Roulette russe

Monsieur et madame Tout-le-monde

Quand je voyage, j’ai souvent le même vertige qui me frappe. Que je sois au milieu d’un marché public de Boston ou dans une gare d’autobus à Vancouver, quand je me sens au beau milieu d’un carrefour qui n’est habituellement pas le mien, la même pensée me traverse l’esprit: tant de gens que je ne connais pas et que je ne connaîtrai jamais.

Pourtant, là, le temps d’un bref moment, dans un espace public, nos vies se croisent. Pendant deux secondes, deux minutes, parfois quelques heures, nos vies vont partager le même espace, le même air, la même expérience, pour ensuite ne plus jamais se recroiser. Et souvent sans avoir fait connaissance.

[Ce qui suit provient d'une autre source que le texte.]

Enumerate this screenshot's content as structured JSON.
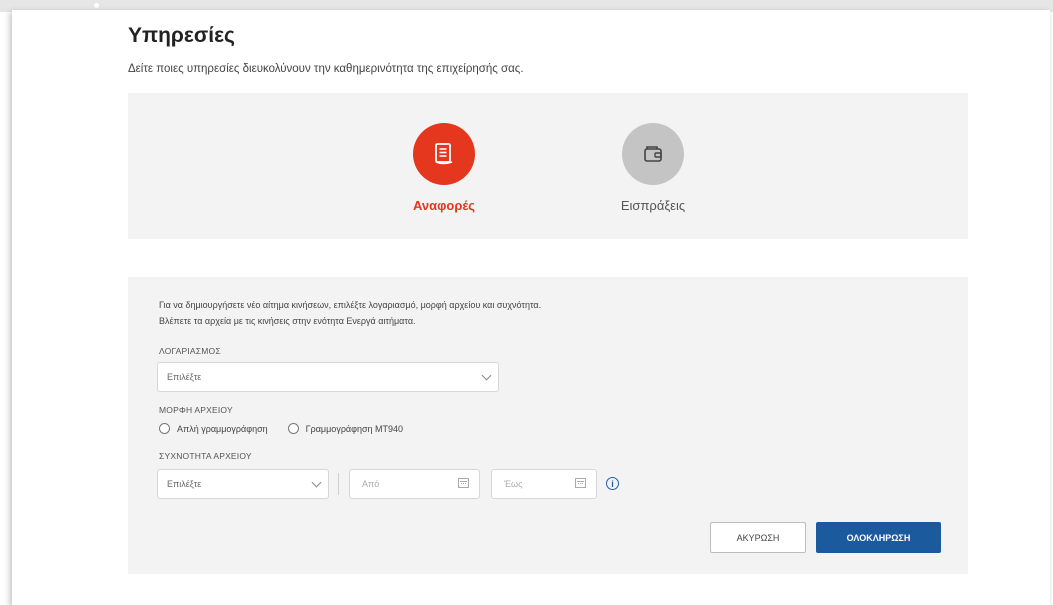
{
  "header": {
    "title": "Υπηρεσίες",
    "subtitle": "Δείτε ποιες υπηρεσίες διευκολύνουν την καθημερινότητα της επιχείρησής σας."
  },
  "services": [
    {
      "label": "Αναφορές",
      "icon": "document-icon",
      "active": true,
      "color": "#e5361e"
    },
    {
      "label": "Εισπράξεις",
      "icon": "wallet-icon",
      "active": false,
      "color": "#c4c4c4"
    }
  ],
  "form": {
    "intro_line1": "Για να δημιουργήσετε νέο αίτημα κινήσεων, επιλέξτε λογαριασμό, μορφή αρχείου και συχνότητα.",
    "intro_line2": "Βλέπετε τα αρχεία με τις κινήσεις στην ενότητα Ενεργά αιτήματα.",
    "account_label": "ΛΟΓΑΡΙΑΣΜΟΣ",
    "account_value": "Επιλέξτε",
    "format_label": "ΜΟΡΦΗ ΑΡΧΕΙΟΥ",
    "format_options": [
      "Απλή γραμμογράφηση",
      "Γραμμογράφηση MT940"
    ],
    "frequency_label": "ΣΥΧΝΟΤΗΤΑ ΑΡΧΕΙΟΥ",
    "frequency_value": "Επιλέξτε",
    "from_placeholder": "Από",
    "to_placeholder": "Έως",
    "info_glyph": "i",
    "cancel_label": "ΑΚΥΡΩΣΗ",
    "submit_label": "ΟΛΟΚΛΗΡΩΣΗ"
  },
  "colors": {
    "accent": "#e5361e",
    "primary_button": "#1c5a9e",
    "panel_bg": "#f3f3f3"
  }
}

J’essaie d’imaginer le nombre de vies que j’ai croisées comme ça et c’est incalculable. Premier vertige. J’essaie ensuite d’imaginer le nombre de vies que je ne croiserai jamais. Encore plus incalculable. Sur les huit milliards d’êtres humains, on n’en croisera même pas l’équivalent d’un seul pourcentage dans toute notre vie.

Même moi, avec mon travail qui me permet d’interviewer ou de rencontrer plusieurs nouvelles personnes chaque semaine, je frôlerai à peine la cheville de ce premier pourcentage.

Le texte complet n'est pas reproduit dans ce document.